Paul Smithwood, product manager for data and artificial intelligence in global transaction services at Bank of America, said the CashPro team repeatedly heard the same concerns from its clients.

“Forecasting is typically an extremely manual task,” he said. “Businesses can spend substantial amounts of time exporting data from bank portals and internal systems, integrating them with whatever tools they have available, which typically are spreadsheets, then trying to do some ad hoc analysis and making liquidity decisions as a result.”

At the same time, they worry about accuracy and having the resources and technical know-how to invest in the task.

After scoping out potential fintech partners and piloting products with a few clients, Bank of America narrowed its choices down to one vendor that specialized in cash forecasting and machine learning and conducted a beta test with 75 clients over the past year. The bank declined to name its vendor.

After customizing the product and gathering feedback, it launched CashPro Forecasting to all clients last month. So far, hundreds have enrolled.

After customers sign up, machine-learning algorithms generate forecasts using two years of the client’s historical data, including balances and transactions within Bank of America, data from other bank accounts and anything else they would like to enter manually. Businesses can create custom categories and assign rules to automatically classify transactions into categories they create, such as payroll or collections. Graphs and grids will illustrate the results so they can quickly interpret the forecast.

Some other major banks have made similar moves.

After a pilot, J.P. Morgan Payments introduced a forecasting tool in October as part of J.P. Morgan Access, its cash management platform. J.P. Morgan clients can see up to three years of historical flows, compare different periods of time and parse through transactions. The feature uses artificial intelligence and machine learning capabilities developed in-house.

In October, Wells Fargo announced that it will refer clients to Trovata, a San Diego company that automates cash reporting, forecasting and analysis for midsize and large companies.

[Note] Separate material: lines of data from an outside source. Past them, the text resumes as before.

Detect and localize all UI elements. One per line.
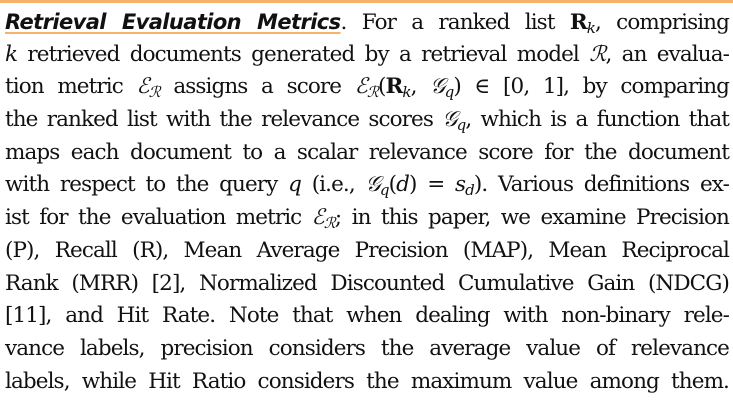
- math-bold-symbol: R: [385, 74, 403, 100]
- math-subscript: k: [586, 18, 596, 37]
- text-run: the ranked list with the relevance score…: [5, 107, 443, 133]
- text-run: with respect to the query: [5, 172, 289, 198]
- text-run: ; in this paper, we examine Precision: [334, 205, 730, 231]
- text-run: ) =: [409, 172, 456, 198]
- paragraph-line: with respect to the query q (i.e., 𝒢q(d)…: [5, 169, 730, 202]
- math-variable: s: [455, 172, 466, 198]
- math-variable: k: [5, 41, 18, 67]
- text-run: (i.e.,: [301, 172, 366, 198]
- text-run: (P), Recall (R), Mean Average Precision …: [5, 237, 730, 263]
- text-run: ,: [410, 74, 431, 100]
- paragraph-line: vance labels, precision considers the av…: [5, 333, 730, 366]
- text-run: ) ∈ [0, 1], by comparing: [453, 74, 730, 100]
- text-run: ist for the evaluation metric: [5, 205, 312, 231]
- paragraph-line: [11], and Hit Rate. Note that when deali…: [5, 300, 730, 333]
- math-script-symbol: ℰ: [354, 74, 368, 100]
- text-run: maps each document to a scalar relevance…: [5, 139, 730, 165]
- section-heading: Retrieval Evaluation Metrics: [5, 10, 341, 34]
- text-run: tion metric: [5, 74, 137, 100]
- text-run: retrieved documents generated by a retri…: [17, 41, 590, 67]
- math-subscript: k: [402, 83, 411, 102]
- math-script-symbol: ℰ: [136, 74, 149, 100]
- math-script-symbol: 𝒢: [430, 74, 445, 100]
- paragraph-line: k retrieved documents generated by a ret…: [5, 39, 730, 72]
- text-run: ). Various definitions ex-: [473, 172, 730, 198]
- math-script-symbol: 𝒢: [442, 107, 457, 133]
- math-subscript: d: [465, 181, 475, 200]
- math-bold-symbol: R: [569, 10, 588, 35]
- text-run: labels, while Hit Ratio considers the ma…: [5, 368, 730, 394]
- text-run: vance labels, precision considers the av…: [5, 335, 730, 361]
- paragraph-line: maps each document to a scalar relevance…: [5, 137, 730, 170]
- math-variable: d: [396, 172, 410, 198]
- top-accent-rule: [0, 0, 733, 3]
- paragraph-line: (P), Recall (R), Mean Average Precision …: [5, 235, 730, 268]
- math-script-symbol: 𝒢: [365, 172, 381, 198]
- text-run: , an evalua-: [605, 41, 729, 67]
- text-run: . For a ranked list: [340, 10, 570, 35]
- paragraph-line: the ranked list with the relevance score…: [5, 104, 730, 137]
- math-subscript: q: [379, 181, 390, 200]
- paragraph-line: Rank (MRR) [2], Normalized Discounted Cu…: [5, 268, 730, 301]
- paragraph-line: Retrieval Evaluation Metrics. For a rank…: [5, 6, 730, 39]
- math-subscript: ℛ: [366, 83, 379, 102]
- math-variable: q: [288, 172, 302, 198]
- text-run: Rank (MRR) [2], Normalized Discounted Cu…: [5, 270, 730, 296]
- metrics-paragraph: Retrieval Evaluation Metrics. For a rank…: [5, 6, 730, 399]
- paragraph-line: labels, while Hit Ratio considers the ma…: [5, 366, 730, 399]
- text-run: , which is a function that: [465, 107, 730, 133]
- math-subscript: ℛ: [323, 213, 336, 232]
- text-run: assigns a score: [159, 74, 355, 100]
- text-run: , comprising: [595, 10, 730, 35]
- math-script-symbol: ℛ: [589, 41, 606, 67]
- math-script-symbol: ℰ: [311, 205, 325, 231]
- paragraph-line: tion metric ℰℛ assigns a score ℰℛ(Rk, 𝒢q…: [5, 71, 730, 104]
- paragraph-line: ist for the evaluation metric ℰℛ; in thi…: [5, 202, 730, 235]
- text-run: [11], and Hit Rate. Note that when deali…: [5, 303, 730, 329]
- math-subscript: ℛ: [148, 83, 161, 102]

Citi’s Treasury and Trade solutions incorporated forecasting tools from Cashforce, a forecasting and analytics platform, in the first quarter of 2021. Citi Ventures took an equity stake in Cashforce in 2020.

Fintechs, such as Monit and Centime, are partnering with banks to tackle the problem for small businesses. Monit launched in September 2020 while Centime began a pilot with First National Bank of Omaha in August.

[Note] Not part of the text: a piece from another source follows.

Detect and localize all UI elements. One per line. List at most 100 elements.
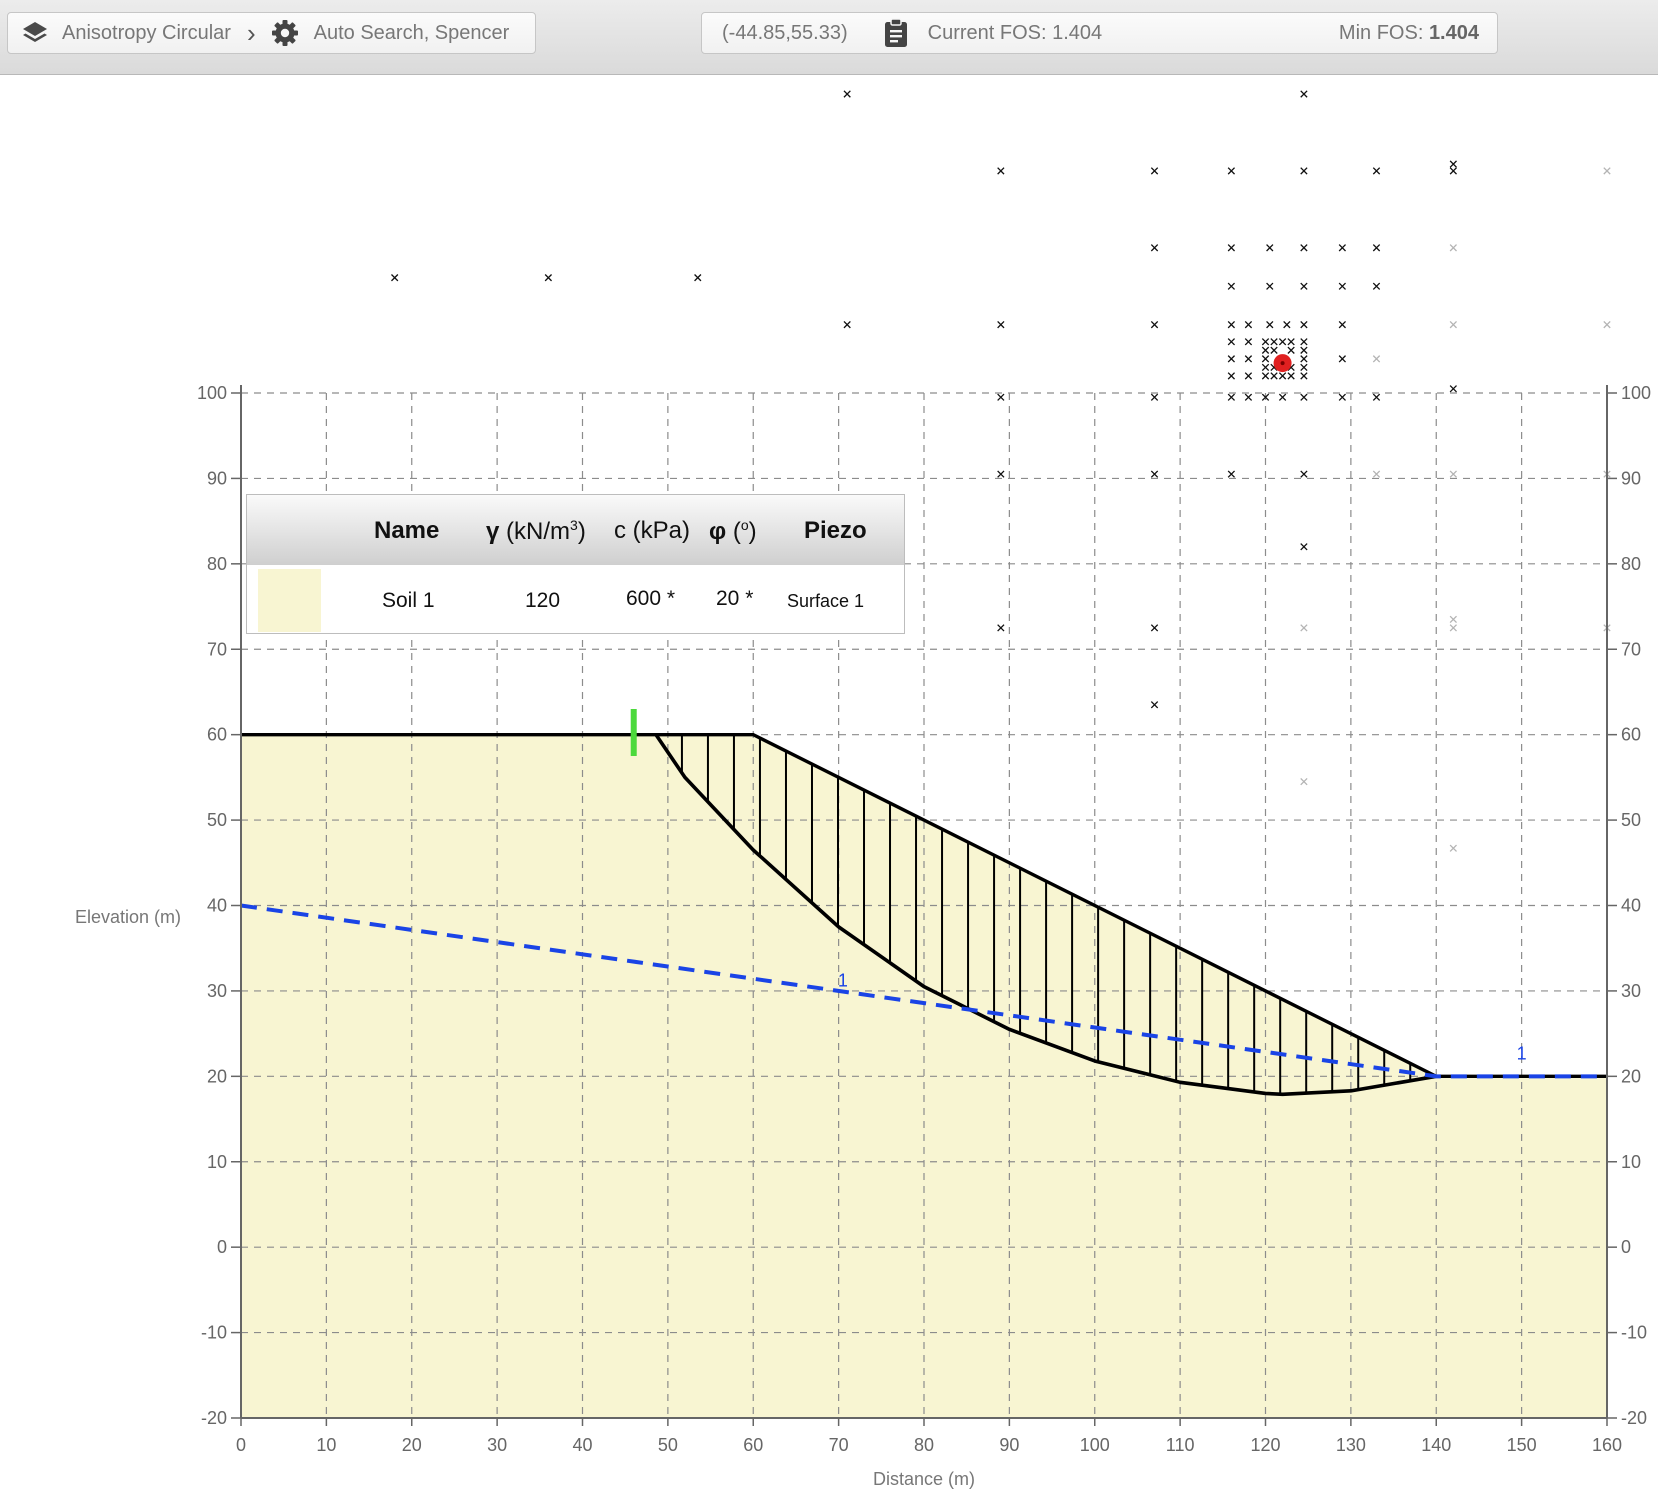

Bottomline Technologies, a business payments company, offers its own cash-forecasting tools and recently partnered with Centime, a software company that helps small businesses manage and forecast cash flow.

“Cash-flow forecasting is a need that’s been around for a long time, that’s partly been filled here and there, but banks are now taking it more seriously,” said Norm DeLuca, director of banking solutions at Bottomline Technologies.

Augenstein predicts that forecasting is one more way to lock in customer loyalty.

“Once businesses get a taste of being able to do this they will fall in love,” he said. “It’s an incredibly sticky product.”